James Enck questions many of the estimates of future consumer bandwidth requirements, for example
BSkyB has publicly stated a working assumption that end-user bandwidth demand may double every five years.
and others, leading to:
I am uncomfortably reminded of other previous industry predictions which proved wide of the mark - "no one will ever need or want their own computer," "SMS has no potential as a consumer service," "mobile penetration will peak at 20%," "the public internet will never support acceptable quality for voice," etc.
I agree with James and would go further to suggest that doubling in five years is completely ludicrous — representing just 15% increase per year. When I look at my personal, residential data connection, my capacity has grown from a symmetric 1200 bps Hayes modem in 1982, to an asymmetric 15 Mbps/ 2 Mbps Verizon FiOS service installed in the summer of 2005. That's a 23 year history in which my download bandwidth grew 51% per year. Even my lame 2 Mbps upstream service represents a 38% per year growth over the past 23 years. Why should the next five year's growth drop to 15% per year?

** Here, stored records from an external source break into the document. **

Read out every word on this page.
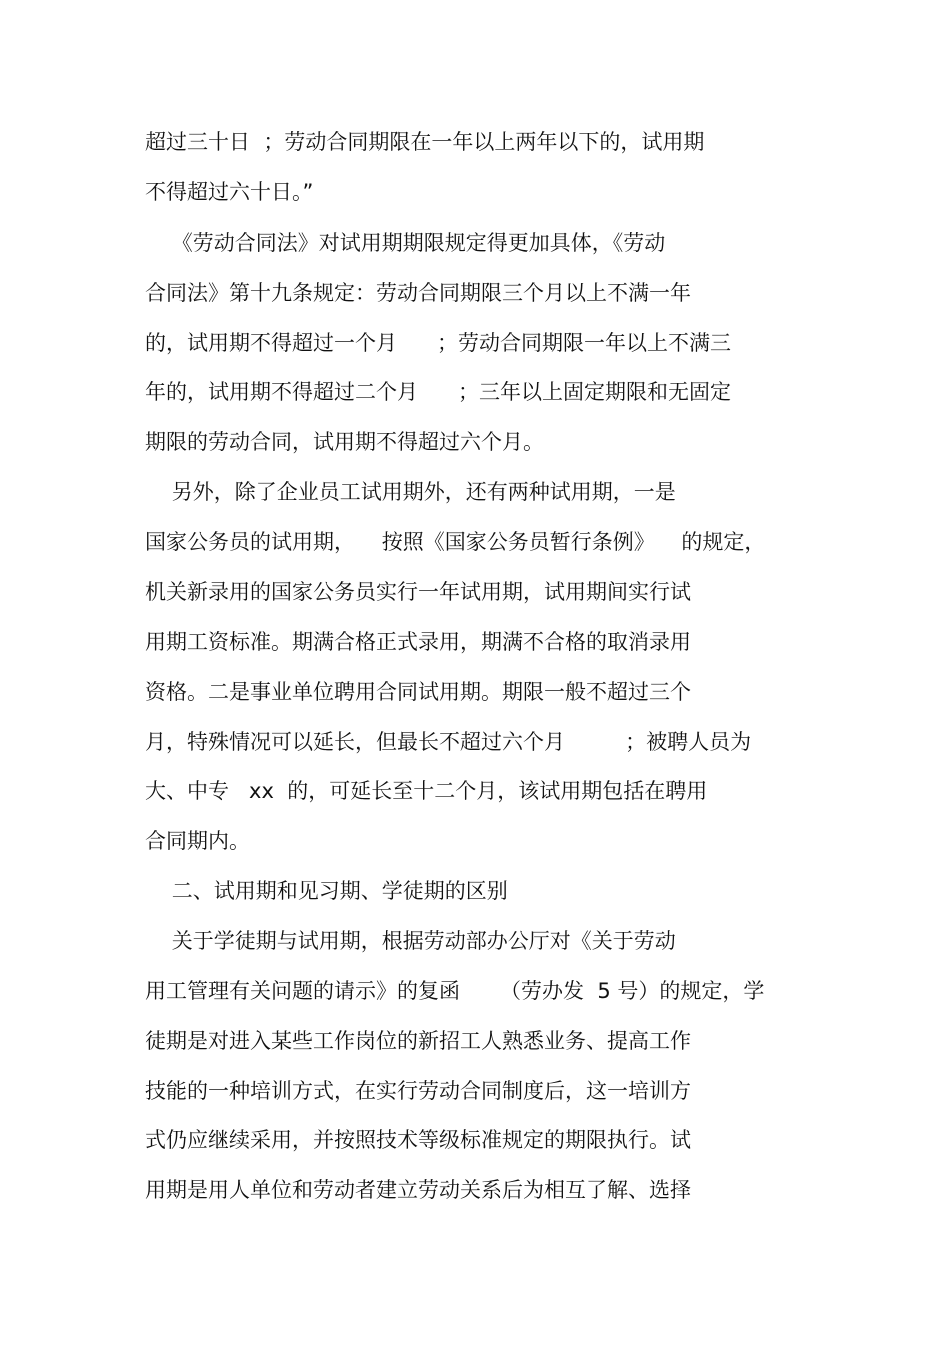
超过三十日  ；劳动合同期限在一年以上两年以下的，试用期
不得超过六十日。”
《劳动合同法》对试用期期限规定得更加具体，《劳动
合同法》第十九条规定：劳动合同期限三个月以上不满一年
的，试用期不得超过一个月      ；劳动合同期限一年以上不满三
年的，试用期不得超过二个月      ；三年以上固定期限和无固定
期限的劳动合同，试用期不得超过六个月。
另外，除了企业员工试用期外，还有两种试用期，一是
国家公务员的试用期，    按照《国家公务员暂行条例》    的规定，
机关新录用的国家公务员实行一年试用期，试用期间实行试
用期工资标准。期满合格正式录用，期满不合格的取消录用
资格。二是事业单位聘用合同试用期。期限一般不超过三个
月，特殊情况可以延长，但最长不超过六个月         ；被聘人员为
大、中专   xx  的，可延长至十二个月，该试用期包括在聘用
合同期内。
二、试用期和见习期、学徒期的区别
关于学徒期与试用期，根据劳动部办公厅对《关于劳动
用工管理有关问题的请示》的复函      （劳办发  5 号）的规定，学
徒期是对进入某些工作岗位的新招工人熟悉业务、提高工作
技能的一种培训方式，在实行劳动合同制度后，这一培训方
式仍应继续采用，并按照技术等级标准规定的期限执行。试
用期是用人单位和劳动者建立劳动关系后为相互了解、选择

Interestingly I was looking at a similar estimation error in a different field just a few hours ago — projected growth in the number of mobile subscribers for the next four years. The particular report I was looking at was from one year ago. I won't embarrass the firm, but they are globally recognized telecoms market analysts. They estimated there were 2.1 billion mobile subscribers in the world as of December 2005 and they projected there would be 642 million new subscribers added by December 2009. This is nuts!

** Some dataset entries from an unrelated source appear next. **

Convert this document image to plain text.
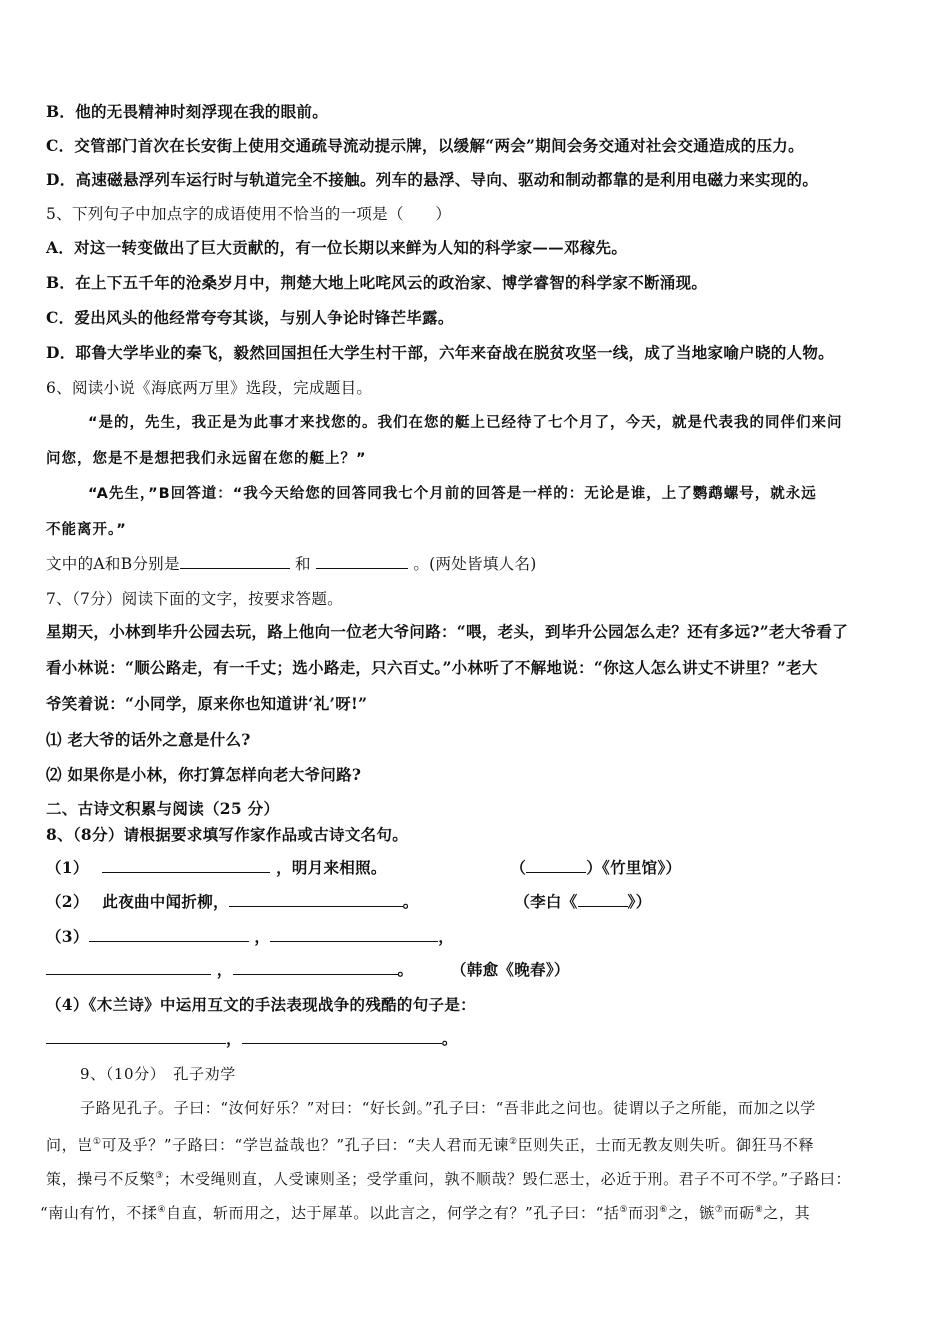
B．他的无畏精神时刻浮现在我的眼前。
C．交管部门首次在长安街上使用交通疏导流动提示牌，以缓解“两会”期间会务交通对社会交通造成的压力。
D．高速磁悬浮列车运行时与轨道完全不接触。列车的悬浮、导向、驱动和制动都靠的是利用电磁力来实现的。
5、下列句子中加点字的成语使用不恰当的一项是（　　）
A．对这一转变做出了巨大贡献的，有一位长期以来鲜为人知的科学家——邓稼先。
B．在上下五千年的沧桑岁月中，荆楚大地上叱咤风云的政治家、博学睿智的科学家不断涌现。
C．爱出风头的他经常夸夸其谈，与别人争论时锋芒毕露。
D．耶鲁大学毕业的秦飞，毅然回国担任大学生村干部，六年来奋战在脱贫攻坚一线，成了当地家喻户晓的人物。
6、阅读小说《海底两万里》选段，完成题目。
“是的，先生，我正是为此事才来找您的。我们在您的艇上已经待了七个月了，今天，就是代表我的同伴们来问
问您，您是不是想把我们永远留在您的艇上？”
“A先生，”B回答道：“我今天给您的回答同我七个月前的回答是一样的：无论是谁，上了鹦鹉螺号，就永远
不能离开。”
文中的A和B分别是	和	。(两处皆填人名)
7、（7分）阅读下面的文字，按要求答题。
星期天，小林到毕升公园去玩，路上他向一位老大爷问路：“喂，老头，到毕升公园怎么走？还有多远?”老大爷看了
看小林说：“顺公路走，有一千丈；选小路走，只六百丈。”小林听了不解地说：“你这人怎么讲丈不讲里？”老大
爷笑着说：“小同学，原来你也知道讲‘礼’呀!”
⑴ 老大爷的话外之意是什么?
⑵ 如果你是小林，你打算怎样向老大爷问路?
二、古诗文积累与阅读（25 分）
8、（8分）请根据要求填写作家作品或古诗文名句。
（1）	，明月来相照。	（	）《竹里馆》）
（2） 此夜曲中闻折柳，	。	（李白《	》）
（3）	，	，
，	。 （韩愈《晚春》）
（4）《木兰诗》中运用互文的手法表现战争的残酷的句子是：
，	。
9、（10分）　孔子劝学
子路见孔子。子曰：“汝何好乐？”对曰：“好长剑。”孔子曰：“吾非此之问也。徒谓以子之所能，而加之以学
问，岂①可及乎？”子路曰：“学岂益哉也？”孔子曰：“夫人君而无谏②臣则失正，士而无教友则失听。御狂马不释
策，操弓不反檠③；木受绳则直，人受谏则圣；受学重问，孰不顺哉？毁仁恶士，必近于刑。君子不可不学。”子路曰：
“南山有竹，不揉④自直，斩而用之，达于犀革。以此言之，何学之有？”孔子曰：“括⑤而羽⑥之，镞⑦而砺⑧之，其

According to their own estimates (confirmed by ITU data and other sources) there were 343 million new subscribers added in 2004 and 345 million added in 2005. Why would the rate of additions suddenly drop to 160 million per year? or did they expect the rate of growth to tapper off to near zero in four years? What were they thinking?
I don't know the answer for under-estimating bandwidth requirements, but I have a theory about under-estimating mobile phone adoption. People don't believe Moore's law will continue. If you expect mobile phone infrastructure will always cost what it cost in 2005, and people will never get wealthier (despite the positive economic benefits of mobile phones), then perhaps you could conclude there's a near term limit on how many people can afford mobile phone service.

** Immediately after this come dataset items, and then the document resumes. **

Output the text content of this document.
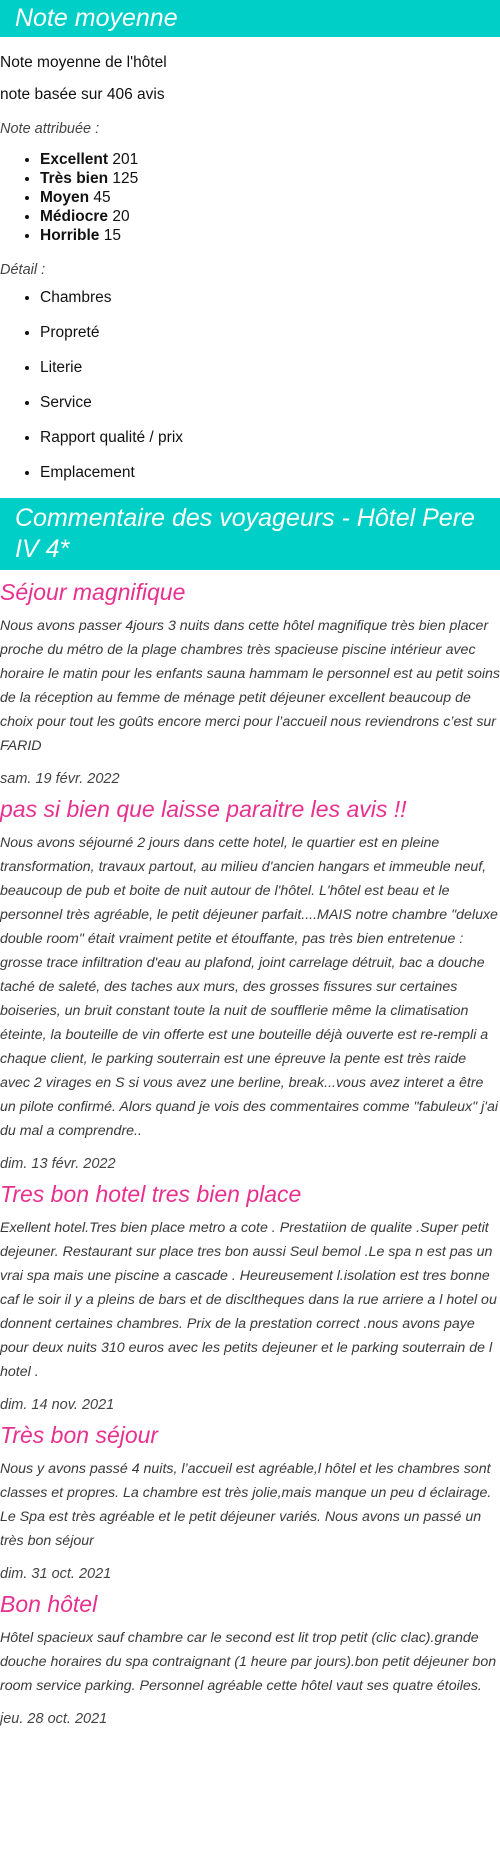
Note moyenne

Note moyenne de l'hôtel

note basée sur 406 avis

Note attribuée :

• Excellent 201
• Très bien 125
• Moyen 45
• Médiocre 20
• Horrible 15

Détail :

• Chambres
• Propreté
• Literie
• Service
• Rapport qualité / prix
• Emplacement
Commentaire des voyageurs - Hôtel Pere IV 4*
Séjour magnifique

Nous avons passer 4jours 3 nuits dans cette hôtel magnifique très bien placer proche du métro de la plage chambres très spacieuse piscine intérieur avec horaire le matin pour les enfants sauna hammam le personnel est au petit soins de la réception au femme de ménage petit déjeuner excellent beaucoup de choix pour tout les goûts encore merci pour l’accueil nous reviendrons c’est sur FARID

sam. 19 févr. 2022

pas si bien que laisse paraitre les avis !!

Nous avons séjourné 2 jours dans cette hotel, le quartier est en pleine transformation, travaux partout, au milieu d'ancien hangars et immeuble neuf, beaucoup de pub et boite de nuit autour de l'hôtel. L'hôtel est beau et le personnel très agréable, le petit déjeuner parfait....MAIS notre chambre "deluxe double room" était vraiment petite et étouffante, pas très bien entretenue : grosse trace infiltration d'eau au plafond, joint carrelage détruit, bac a douche taché de saleté, des taches aux murs, des grosses fissures sur certaines boiseries, un bruit constant toute la nuit de soufflerie même la climatisation éteinte, la bouteille de vin offerte est une bouteille déjà ouverte est re-rempli a chaque client, le parking souterrain est une épreuve la pente est très raide avec 2 virages en S si vous avez une berline, break...vous avez interet a être un pilote confirmé. Alors quand je vois des commentaires comme "fabuleux" j'ai du mal a comprendre..

dim. 13 févr. 2022

Tres bon hotel tres bien place

Exellent hotel.Tres bien place metro a cote . Prestatiion de qualite .Super petit dejeuner. Restaurant sur place tres bon aussi Seul bemol .Le spa n est pas un vrai spa mais une piscine a cascade . Heureusement l.isolation est tres bonne caf le soir il y a pleins de bars et de discltheques dans la rue arriere a l hotel ou donnent certaines chambres. Prix de la prestation correct .nous avons paye pour deux nuits 310 euros avec les petits dejeuner et le parking souterrain de l hotel .

dim. 14 nov. 2021

Très bon séjour

Nous y avons passé 4 nuits, l’accueil est agréable,l hôtel et les chambres sont classes et propres. La chambre est très jolie,mais manque un peu d éclairage. Le Spa est très agréable et le petit déjeuner variés. Nous avons un passé un très bon séjour

dim. 31 oct. 2021

Bon hôtel

Hôtel spacieux sauf chambre car le second est lit trop petit (clic clac).grande douche horaires du spa contraignant (1 heure par jours).bon petit déjeuner bon room service parking. Personnel agréable cette hôtel vaut ses quatre étoiles.

jeu. 28 oct. 2021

But Moore's law does apply! Every year the capital cost to build mobile networks declines and every year the cost of low-end handsets goes down — in both cases, despite the ever increasing functionality of the mobile networks and handsets. More than that, countries with growing mobile phone adoption also have growing economic prosperity, so more people can afford the every lower cost service.
Indeed, all indications are that we added more mobile subscribers in 2006 than in any previous year. Even better for me personally, rumors are that Verizon is about to up the bandwidth limits on my current service from 15/2 Mbps to 20/5 Mbps. Bring it on!
I have a colleague who does a lot of organizational development work. He's fond of saying that we tend to overestimate what we can do in the short term, and underestimate what we can do in the long term.